O Projeto de Integração do Rio São Francisco, por exemplo, é a mais importante obra de abastecimento hídrico do país. Com 477 quilômetros de extensão, distribuídos nos eixos Norte e Leste, levará água a mais de 12 milhões de pessoas, em 390 municípios do Ceará, Paraíba, Pernambuco e Rio Grande do Norte. Desde o início da obra, foram investidos mais de R$ 8,4 bilhões, sendo que R$ 6,3 bilhões foram repassados no período 2011-2016. Na reta final, o projeto apresenta 90,5% de execução. O Eixo Leste será entregue até o final deste ano, enquanto o Norte será concluído em 2017.

Mais R$ 4,9 bilhões foram destinados à construção de outras obras hídricas, como adutoras, barragens e reservatórios. Muitas delas já entregues e abastecendo comunidades, enquanto outras estão em execução. Entre elas estão o Sistema Adutor do Agreste Pernambucano (PE), o Canal do Sertão Alagoano (AL), o Cinturão das Águas (CE) e o Sistema Adutor das Vertentes Litorâneas (PB).
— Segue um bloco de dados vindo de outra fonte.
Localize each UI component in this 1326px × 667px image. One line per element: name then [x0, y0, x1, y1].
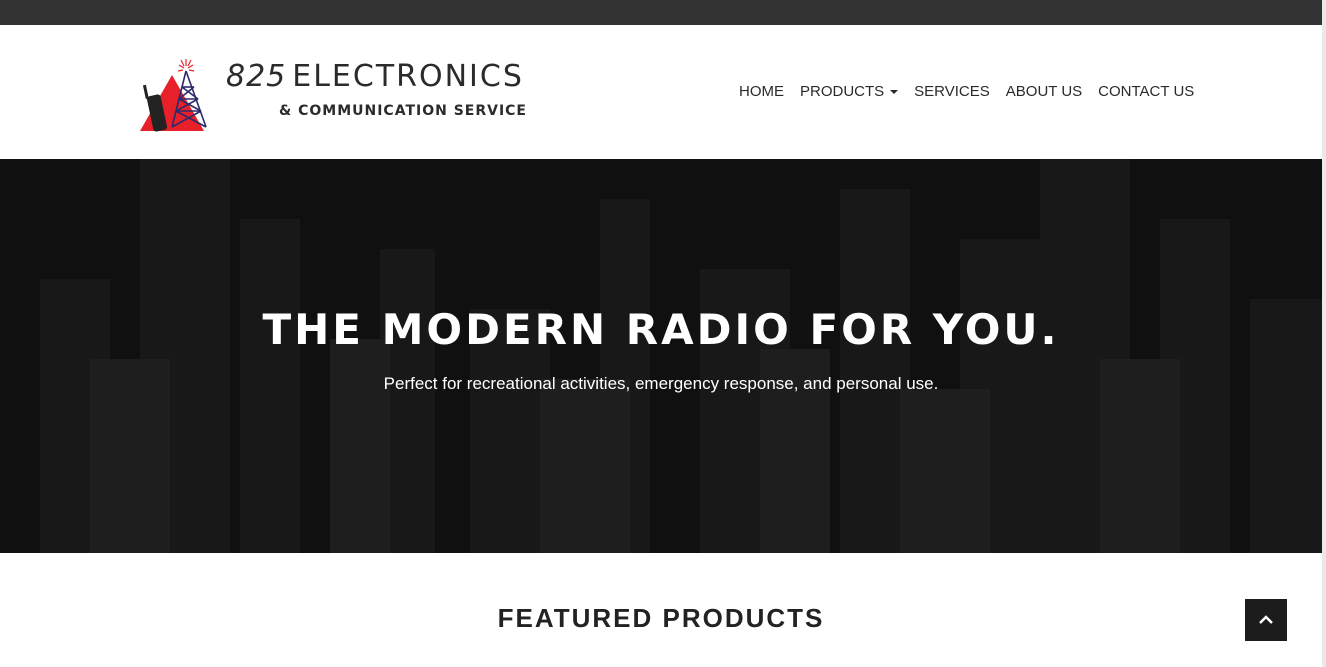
- nav-home[interactable]: HOME: [739, 83, 784, 100]
- main-nav: HOME PRODUCTS SERVICES ABOUT US CONTACT …: [739, 83, 1194, 100]
- brand-tagline: & COMMUNICATION SERVICE: [279, 103, 527, 119]
- brand-name: 825 ELECTRONICS: [226, 59, 524, 94]
- brand-number: 825: [226, 59, 287, 94]
- nav-about[interactable]: ABOUT US: [1006, 83, 1082, 100]
- caret-down-icon: [890, 90, 899, 95]
- radio-tower-logo-icon: [140, 59, 207, 132]
- hero-title: THE MODERN RADIO FOR YOU.: [262, 305, 1060, 354]
- hero-banner: THE MODERN RADIO FOR YOU. Perfect for re…: [0, 159, 1322, 553]
- nav-products-label: PRODUCTS: [800, 83, 885, 100]
- nav-products-dropdown[interactable]: PRODUCTS: [800, 83, 899, 100]
- nav-services[interactable]: SERVICES: [914, 83, 990, 100]
- scrollbar-track[interactable]: [1322, 0, 1326, 667]
- chevron-up-icon: [1259, 615, 1273, 624]
- hero-subtitle: Perfect for recreational activities, eme…: [383, 374, 939, 393]
- site-header: 825 ELECTRONICS & COMMUNICATION SERVICE H…: [0, 25, 1322, 159]
- city-skyline-background: [0, 159, 1322, 553]
- nav-contact[interactable]: CONTACT US: [1098, 83, 1194, 100]
- site-logo[interactable]: 825 ELECTRONICS & COMMUNICATION SERVICE: [138, 55, 578, 135]
- featured-products-heading: FEATURED PRODUCTS: [497, 603, 825, 633]
- brand-word: ELECTRONICS: [292, 59, 524, 94]
- top-bar: [0, 0, 1322, 25]
- back-to-top-button[interactable]: [1245, 599, 1287, 641]
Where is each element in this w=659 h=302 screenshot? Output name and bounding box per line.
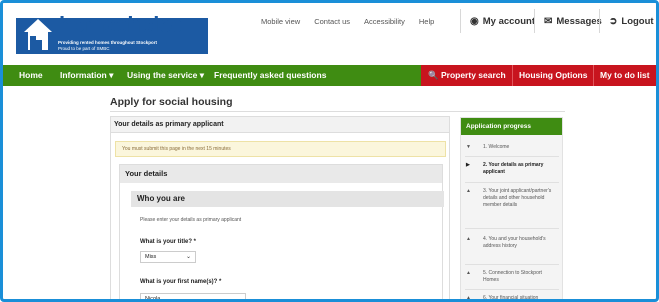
brand-name: homechoice	[59, 12, 183, 37]
nav-divider	[512, 65, 513, 86]
mobile-view-link[interactable]: Mobile view	[261, 17, 300, 26]
page-title: Apply for social housing	[110, 96, 233, 108]
progress-step-2[interactable]: ▶ 2. Your details as primary applicant	[466, 162, 558, 176]
accessibility-link[interactable]: Accessibility	[364, 17, 405, 26]
chevron-up-icon: ▲	[466, 236, 471, 242]
your-details-heading: Your details	[120, 165, 442, 183]
progress-step-3[interactable]: ▲ 3. Your joint applicant/partner's deta…	[466, 188, 558, 209]
divider	[465, 228, 559, 229]
chevron-up-icon: ▲	[466, 295, 471, 301]
envelope-icon: ✉	[544, 15, 553, 27]
help-link[interactable]: Help	[419, 17, 434, 26]
applicant-form-panel: Your details as primary applicant You mu…	[110, 116, 450, 299]
top-links: Mobile view Contact us Accessibility Hel…	[261, 17, 448, 26]
user-icon: ◉	[470, 15, 479, 27]
chevron-down-icon: ▾	[109, 70, 114, 80]
form-hint: Please enter your details as primary app…	[140, 217, 242, 223]
divider	[465, 289, 559, 290]
nav-information[interactable]: Information ▾	[60, 65, 113, 86]
progress-step-4[interactable]: ▲ 4. You and your household's address hi…	[466, 236, 558, 250]
progress-step-label: 5. Connection to Stockport Homes	[483, 270, 542, 283]
nav-housing-options[interactable]: Housing Options	[519, 65, 587, 86]
chevron-down-icon: ▾	[199, 70, 205, 80]
site-header: homechoice Providing rented homes throug…	[3, 3, 656, 65]
progress-step-5[interactable]: ▲ 5. Connection to Stockport Homes	[466, 270, 558, 284]
chevron-up-icon: ▲	[466, 188, 471, 194]
progress-step-label: 4. You and your household's address hist…	[483, 236, 546, 249]
logout-icon: ➲	[609, 15, 618, 27]
progress-step-1[interactable]: ▼ 1. Welcome	[466, 144, 558, 151]
section-header: Your details as primary applicant	[111, 117, 449, 133]
current-step-arrow-icon: ▶	[466, 162, 470, 168]
my-account-label: My account	[482, 15, 535, 27]
divider	[465, 264, 559, 265]
chevron-down-icon: ▼	[466, 144, 471, 150]
logout-button[interactable]: ➲ Logout	[599, 9, 654, 33]
messages-label: Messages	[556, 15, 602, 27]
title-select[interactable]: Miss ⌄	[140, 251, 196, 263]
chevron-down-icon: ⌄	[185, 254, 191, 260]
timeout-warning: You must submit this page in the next 15…	[115, 141, 446, 157]
screenshot-frame: homechoice Providing rented homes throug…	[0, 0, 659, 302]
progress-step-label: 6. Your financial situation	[483, 295, 539, 301]
messages-button[interactable]: ✉ Messages	[534, 9, 602, 33]
chevron-up-icon: ▲	[466, 270, 471, 276]
progress-step-label: 2. Your details as primary applicant	[483, 162, 544, 175]
house-logo-icon	[20, 18, 56, 54]
nav-information-label: Information	[60, 70, 107, 80]
title-label: What is your title? *	[140, 239, 197, 245]
nav-divider	[593, 65, 594, 86]
title-select-value: Miss	[145, 254, 157, 260]
divider	[465, 182, 559, 183]
homechoice-logo[interactable]: homechoice Providing rented homes throug…	[16, 10, 208, 56]
logout-label: Logout	[621, 15, 654, 27]
my-account-button[interactable]: ◉ My account	[460, 9, 535, 33]
contact-us-link[interactable]: Contact us	[314, 17, 350, 26]
nav-property-search[interactable]: 🔍 Property search	[428, 65, 506, 86]
nav-using-service-label: Using the service	[127, 70, 198, 80]
progress-step-label: 1. Welcome	[483, 144, 510, 150]
application-progress-panel: Application progress ▼ 1. Welcome ▶ 2. Y…	[460, 117, 563, 301]
who-you-are-heading: Who you are	[131, 191, 444, 207]
first-name-value: Nicola	[145, 296, 161, 302]
main-nav: Home Information ▾ Using the service ▾ F…	[3, 65, 656, 86]
nav-home[interactable]: Home	[19, 65, 43, 86]
nav-using-service[interactable]: Using the service ▾	[127, 65, 204, 86]
divider	[110, 111, 565, 112]
nav-todo-list[interactable]: My to do list	[600, 65, 650, 86]
brand-tagline: Providing rented homes throughout Stockp…	[58, 40, 157, 52]
progress-step-6[interactable]: ▲ 6. Your financial situation	[466, 295, 558, 301]
first-name-input[interactable]: Nicola	[140, 293, 246, 302]
brand-tagline-line-2: Proud to be part of SMBC	[58, 46, 110, 51]
first-name-label: What is your first name(s)? *	[140, 279, 222, 285]
progress-step-label: 3. Your joint applicant/partner's detail…	[483, 188, 552, 208]
nav-faq[interactable]: Frequently asked questions	[214, 65, 326, 86]
nav-property-search-label: Property search	[440, 70, 506, 80]
application-progress-heading: Application progress	[461, 118, 562, 135]
search-icon: 🔍	[428, 70, 439, 80]
divider	[465, 156, 559, 157]
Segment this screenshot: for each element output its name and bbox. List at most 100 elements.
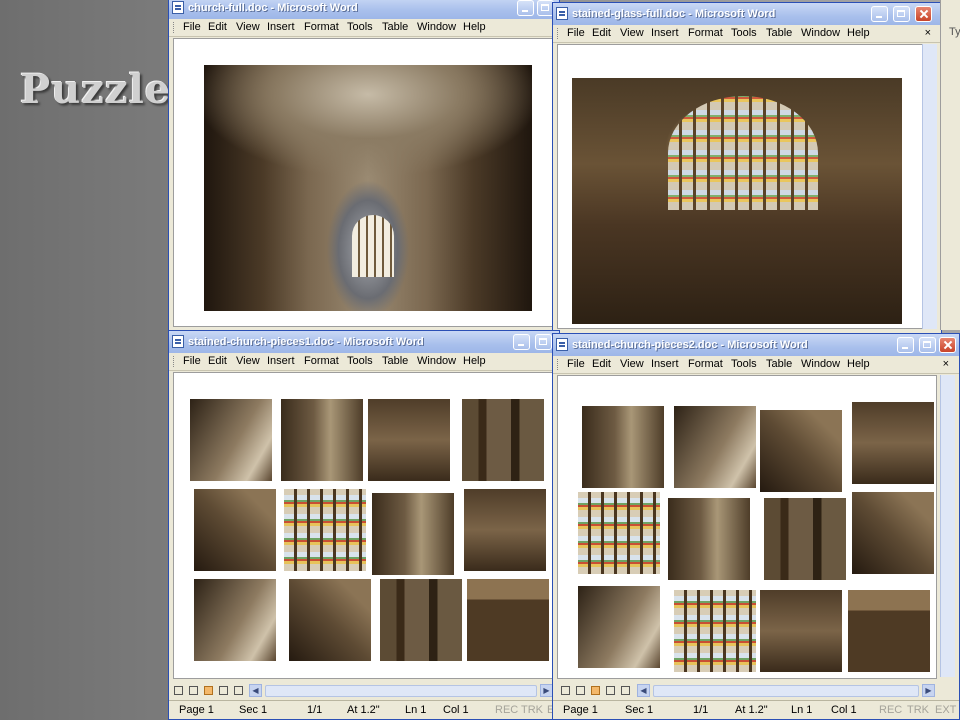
puzzle-piece[interactable] bbox=[462, 399, 544, 481]
menu-file[interactable]: File bbox=[567, 25, 585, 42]
puzzle-piece[interactable] bbox=[194, 489, 276, 571]
menu-table[interactable]: Table bbox=[766, 25, 792, 42]
menu-tools[interactable]: Tools bbox=[347, 353, 373, 370]
puzzle-piece[interactable] bbox=[372, 493, 454, 575]
document-page[interactable] bbox=[173, 38, 555, 327]
horizontal-scrollbar[interactable] bbox=[653, 685, 919, 697]
menu-file[interactable]: File bbox=[183, 19, 201, 36]
menu-tools[interactable]: Tools bbox=[731, 356, 757, 373]
status-rec[interactable]: REC bbox=[495, 701, 518, 719]
puzzle-piece[interactable] bbox=[848, 590, 930, 672]
puzzle-piece[interactable] bbox=[464, 489, 546, 571]
menu-table[interactable]: Table bbox=[766, 356, 792, 373]
status-trk[interactable]: TRK bbox=[521, 701, 543, 719]
menu-close-doc-button[interactable]: × bbox=[925, 25, 931, 42]
vertical-scrollbar[interactable] bbox=[940, 375, 955, 677]
status-trk[interactable]: TRK bbox=[907, 701, 929, 719]
menu-tools[interactable]: Tools bbox=[731, 25, 757, 42]
puzzle-piece[interactable] bbox=[760, 590, 842, 672]
document-page[interactable] bbox=[557, 375, 937, 679]
status-ext[interactable]: EXT bbox=[935, 701, 956, 719]
menu-help[interactable]: Help bbox=[847, 356, 870, 373]
window-church-full[interactable]: church-full.doc - Microsoft Word File Ed… bbox=[168, 0, 560, 332]
title-bar[interactable]: stained-glass-full.doc - Microsoft Word bbox=[553, 3, 941, 25]
outline-view-icon[interactable] bbox=[606, 686, 615, 695]
minimize-button[interactable] bbox=[897, 337, 914, 353]
menu-window[interactable]: Window bbox=[417, 19, 456, 36]
puzzle-piece[interactable] bbox=[467, 579, 549, 661]
close-button[interactable] bbox=[915, 6, 932, 22]
scroll-right-icon[interactable]: ▶ bbox=[922, 684, 935, 697]
menu-edit[interactable]: Edit bbox=[592, 25, 611, 42]
menu-format[interactable]: Format bbox=[304, 19, 339, 36]
menu-close-doc-button[interactable]: × bbox=[943, 356, 949, 373]
menu-insert[interactable]: Insert bbox=[267, 353, 295, 370]
menu-view[interactable]: View bbox=[236, 19, 260, 36]
puzzle-piece[interactable] bbox=[284, 489, 366, 571]
reading-view-icon[interactable] bbox=[234, 686, 243, 695]
scroll-left-icon[interactable]: ◀ bbox=[249, 684, 262, 697]
puzzle-piece[interactable] bbox=[668, 498, 750, 580]
minimize-button[interactable] bbox=[871, 6, 888, 22]
menu-tools[interactable]: Tools bbox=[347, 19, 373, 36]
puzzle-piece[interactable] bbox=[852, 492, 934, 574]
normal-view-icon[interactable] bbox=[561, 686, 570, 695]
menu-window[interactable]: Window bbox=[801, 356, 840, 373]
print-view-icon[interactable] bbox=[591, 686, 600, 695]
menu-format[interactable]: Format bbox=[304, 353, 339, 370]
puzzle-piece[interactable] bbox=[764, 498, 846, 580]
menu-view[interactable]: View bbox=[620, 356, 644, 373]
puzzle-piece[interactable] bbox=[674, 590, 756, 672]
window-stained-church-pieces2[interactable]: stained-church-pieces2.doc - Microsoft W… bbox=[552, 333, 960, 720]
reading-view-icon[interactable] bbox=[621, 686, 630, 695]
puzzle-piece[interactable] bbox=[578, 492, 660, 574]
title-bar[interactable]: church-full.doc - Microsoft Word bbox=[169, 0, 559, 19]
menu-window[interactable]: Window bbox=[801, 25, 840, 42]
window-stained-church-pieces1[interactable]: stained-church-pieces1.doc - Microsoft W… bbox=[168, 330, 560, 720]
window-stained-glass-full[interactable]: stained-glass-full.doc - Microsoft Word … bbox=[552, 2, 942, 334]
minimize-button[interactable] bbox=[517, 0, 534, 16]
maximize-button[interactable] bbox=[893, 6, 910, 22]
menu-edit[interactable]: Edit bbox=[592, 356, 611, 373]
menu-view[interactable]: View bbox=[236, 353, 260, 370]
puzzle-piece[interactable] bbox=[289, 579, 371, 661]
menu-help[interactable]: Help bbox=[463, 19, 486, 36]
menu-table[interactable]: Table bbox=[382, 19, 408, 36]
status-rec[interactable]: REC bbox=[879, 701, 902, 719]
menu-format[interactable]: Format bbox=[688, 25, 723, 42]
maximize-button[interactable] bbox=[535, 334, 552, 350]
document-page[interactable] bbox=[557, 44, 923, 329]
menu-edit[interactable]: Edit bbox=[208, 353, 227, 370]
menu-insert[interactable]: Insert bbox=[651, 356, 679, 373]
puzzle-piece[interactable] bbox=[674, 406, 756, 488]
puzzle-piece[interactable] bbox=[281, 399, 363, 481]
menu-insert[interactable]: Insert bbox=[651, 25, 679, 42]
title-bar[interactable]: stained-church-pieces1.doc - Microsoft W… bbox=[169, 331, 559, 353]
document-page[interactable] bbox=[173, 372, 555, 679]
menu-table[interactable]: Table bbox=[382, 353, 408, 370]
menu-file[interactable]: File bbox=[183, 353, 201, 370]
title-bar[interactable]: stained-church-pieces2.doc - Microsoft W… bbox=[553, 334, 959, 356]
menu-help[interactable]: Help bbox=[463, 353, 486, 370]
web-view-icon[interactable] bbox=[189, 686, 198, 695]
menu-window[interactable]: Window bbox=[417, 353, 456, 370]
puzzle-piece[interactable] bbox=[380, 579, 462, 661]
print-view-icon[interactable] bbox=[204, 686, 213, 695]
puzzle-piece[interactable] bbox=[582, 406, 664, 488]
horizontal-scrollbar[interactable] bbox=[265, 685, 537, 697]
minimize-button[interactable] bbox=[513, 334, 530, 350]
close-button[interactable] bbox=[939, 337, 956, 353]
puzzle-piece[interactable] bbox=[368, 399, 450, 481]
web-view-icon[interactable] bbox=[576, 686, 585, 695]
puzzle-piece[interactable] bbox=[578, 586, 660, 668]
menu-file[interactable]: File bbox=[567, 356, 585, 373]
menu-help[interactable]: Help bbox=[847, 25, 870, 42]
puzzle-piece[interactable] bbox=[852, 402, 934, 484]
outline-view-icon[interactable] bbox=[219, 686, 228, 695]
menu-edit[interactable]: Edit bbox=[208, 19, 227, 36]
menu-view[interactable]: View bbox=[620, 25, 644, 42]
maximize-button[interactable] bbox=[919, 337, 936, 353]
puzzle-piece[interactable] bbox=[760, 410, 842, 492]
menu-insert[interactable]: Insert bbox=[267, 19, 295, 36]
puzzle-piece[interactable] bbox=[190, 399, 272, 481]
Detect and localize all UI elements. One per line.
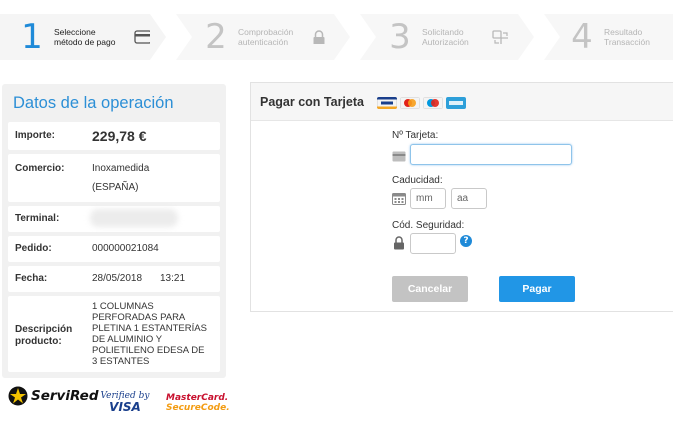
pedido-label: Pedido: xyxy=(15,243,52,254)
step-1: 1 Seleccione método de pago xyxy=(18,14,134,60)
step-3-number: 3 xyxy=(389,17,411,57)
maestro-card-icon xyxy=(423,97,443,109)
row-pedido: Pedido: 000000021084 xyxy=(8,236,220,262)
comercio-name: Inoxamedida xyxy=(92,163,150,174)
card-number-input[interactable] xyxy=(410,144,572,165)
card-payment-title: Pagar con Tarjeta xyxy=(260,95,364,109)
transfer-icon xyxy=(492,30,508,44)
calendar-icon xyxy=(392,193,406,205)
step-3: 3 Solicitando Autorización xyxy=(386,14,502,60)
lock-icon xyxy=(313,30,325,44)
operation-details-panel: Datos de la operación Importe: 229,78 € … xyxy=(2,84,226,378)
step-1-number: 1 xyxy=(21,17,43,57)
step-2-label: Comprobación autenticación xyxy=(238,27,294,47)
servired-logo: ServiRed xyxy=(8,386,99,406)
step-4-label: Resultado Transacción xyxy=(604,27,650,47)
mastercard-securecode-logo: MasterCard. SecureCode. xyxy=(166,393,230,413)
importe-label: Importe: xyxy=(15,130,55,141)
row-importe: Importe: 229,78 € xyxy=(8,122,220,150)
step-1-label: Seleccione método de pago xyxy=(54,27,116,47)
importe-value: 229,78 € xyxy=(92,128,147,144)
step-2-number: 2 xyxy=(205,17,227,57)
descripcion-value: 1 COLUMNAS PERFORADAS PARA PLETINA 1 EST… xyxy=(92,301,207,367)
mastercard-card-icon xyxy=(400,97,420,109)
comercio-country: (ESPAÑA) xyxy=(92,182,139,193)
fecha-label: Fecha: xyxy=(15,273,48,284)
visa-card-icon xyxy=(377,97,397,109)
cancel-button[interactable]: Cancelar xyxy=(392,276,468,302)
row-fecha: Fecha: 28/05/2018 13:21 xyxy=(8,266,220,292)
step-4-number: 4 xyxy=(571,17,593,57)
row-comercio: Comercio: Inoxamedida (ESPAÑA) xyxy=(8,154,220,202)
servired-star-icon xyxy=(8,386,28,406)
terminal-label: Terminal: xyxy=(15,213,60,224)
card-payment-panel: Pagar con Tarjeta Nº Tarjeta: Caducidad:… xyxy=(250,82,673,312)
card-icon xyxy=(392,151,406,162)
terminal-redacted xyxy=(90,209,178,227)
expiry-label: Caducidad: xyxy=(392,175,443,186)
row-descripcion: Descripción producto: 1 COLUMNAS PERFORAD… xyxy=(8,296,220,372)
help-icon[interactable]: ? xyxy=(460,235,472,247)
card-number-label: Nº Tarjeta: xyxy=(392,130,439,141)
cvv-label: Cód. Seguridad: xyxy=(392,220,465,231)
comercio-label: Comercio: xyxy=(15,163,65,174)
descripcion-label: Descripción producto: xyxy=(15,324,73,347)
expiry-year-input[interactable] xyxy=(451,188,487,209)
expiry-month-input[interactable] xyxy=(410,188,446,209)
cvv-input[interactable] xyxy=(410,233,456,254)
step-4: 4 Resultado Transacción xyxy=(568,14,664,60)
pedido-value: 000000021084 xyxy=(92,243,159,254)
amex-card-icon xyxy=(446,97,466,109)
pay-button[interactable]: Pagar xyxy=(499,276,575,302)
lock-icon xyxy=(394,236,404,250)
card-payment-header: Pagar con Tarjeta xyxy=(251,83,673,121)
step-2: 2 Comprobación autenticación xyxy=(202,14,318,60)
verified-by-visa-logo: Verified by VISA xyxy=(100,391,150,414)
row-terminal: Terminal: xyxy=(8,206,220,232)
step-3-label: Solicitando Autorización xyxy=(422,27,469,47)
card-icon xyxy=(134,30,150,44)
operation-title: Datos de la operación xyxy=(13,94,174,112)
progress-steps: 1 Seleccione método de pago 2 Comprobació… xyxy=(0,0,673,74)
fecha-time: 13:21 xyxy=(160,273,186,284)
accepted-cards xyxy=(377,97,466,109)
fecha-date: 28/05/2018 xyxy=(92,273,143,284)
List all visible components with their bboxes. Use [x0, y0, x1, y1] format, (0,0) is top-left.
A Companhia de Desenvolvimento dos Vales do São Francisco e Parnaíba (Codevasf) e o Departamento Nacional de Obras contra as Secas (Dnocs) – órgãos vinculados ao Ministério – reforçam as ações com a execução de obras hídricas e outras medidas para minimizar os efeitos da seca, além de oferecer incentivos à irrigação. Desde 2011, o Dnocs, por exemplo, tem projetos que somam R$ 11,9 bilhões. Já a Codevasf, no mesmo período, destinou R$ 1,3 bilhão em diversas frentes, incluindo obras de revitalização do Rio São Francisco com a construção de sistemas de esgotamento sanitário, gestão de resíduos sólidos, controle de processos erosivos e sistemas de abastecimento de água.

Com o objetivo de incentivar novas técnicas de sustentabilidade e economia de água, a Secretaria Nacional de Irrigação disponibilizou R$ 9,7 milhões para estudos e projetos de agricultura irrigada.